Catherine Mowry LaCugna (d. May 3 1997) was a feminist Catholic theologian and author of God For Us. LaCugna's passion was to make the doctrine of the Trinity relevant to the everyday life of modern Christians.

Building on the work of Karl Rahner, LaCugna argued that the "demise of the doctrine of the Trinity" started when early church theologians had to respond to the teachings of Arius, arch-heretic of the Christian church. Arius' doctrine required a response, and the Church Fathers' response began the theological trek into speculation on the inner, hidden life of God, commonly referred to as the immanent Trinity. Whereas before, theologians had concentrated on the nature of God as revealed in His actions in history (commonly called the economic Trinity), now theology had to speculate on who God is when no one is looking.

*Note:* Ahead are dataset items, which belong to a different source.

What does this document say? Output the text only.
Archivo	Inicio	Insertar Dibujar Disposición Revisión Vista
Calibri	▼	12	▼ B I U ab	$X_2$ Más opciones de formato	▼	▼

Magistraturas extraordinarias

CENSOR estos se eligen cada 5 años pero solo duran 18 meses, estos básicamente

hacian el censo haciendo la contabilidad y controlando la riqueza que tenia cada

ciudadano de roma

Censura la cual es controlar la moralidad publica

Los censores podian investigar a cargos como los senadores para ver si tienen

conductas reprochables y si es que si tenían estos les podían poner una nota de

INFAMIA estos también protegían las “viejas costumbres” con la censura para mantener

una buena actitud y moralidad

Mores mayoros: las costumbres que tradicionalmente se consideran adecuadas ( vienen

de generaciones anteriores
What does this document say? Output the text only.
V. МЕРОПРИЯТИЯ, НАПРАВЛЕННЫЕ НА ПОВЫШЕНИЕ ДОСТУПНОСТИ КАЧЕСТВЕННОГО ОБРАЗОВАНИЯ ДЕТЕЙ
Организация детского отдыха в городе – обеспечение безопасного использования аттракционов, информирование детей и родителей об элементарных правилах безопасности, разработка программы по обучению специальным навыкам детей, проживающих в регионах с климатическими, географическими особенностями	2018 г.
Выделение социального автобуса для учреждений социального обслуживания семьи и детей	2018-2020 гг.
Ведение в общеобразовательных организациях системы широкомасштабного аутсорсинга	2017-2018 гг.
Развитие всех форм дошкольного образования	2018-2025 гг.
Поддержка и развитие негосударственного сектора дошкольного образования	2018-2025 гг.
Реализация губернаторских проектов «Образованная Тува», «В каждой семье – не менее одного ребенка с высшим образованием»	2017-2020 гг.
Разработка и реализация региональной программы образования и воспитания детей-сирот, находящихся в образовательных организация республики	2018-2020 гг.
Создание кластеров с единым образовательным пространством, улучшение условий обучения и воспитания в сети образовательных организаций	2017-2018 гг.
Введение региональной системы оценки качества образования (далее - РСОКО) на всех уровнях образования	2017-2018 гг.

According to LaCugna, the church father Augustine furthered this divide between economic and immanent Trinity with his psychological model of the Trinity, which described the inner life of God as being like a human's memory, intellect, and will. The real devil in these matters, though, was Thomas Aquinas, whose scholastic theology took theological speculation to a whole new level.

LaCugna's analysis of the development of the doctrine of the Trinity can be (and has been) challenged on many levels.

LaCugna earned her Bachelor's degree at Seattle University, her Masters and Doctorate at Fordham University, and joined the faculty at Notre Dame University in 1981. There, she taught systematic theology to graduate and undergraduate students, eventually holding the Nancy Reeves Dreux Chair of Theology at the University of Notre Dame.

Catherine LaCugna died at the age of 44, of cancer, and is buried in the Cedar Grove Cemetery on the Notre Dame campus.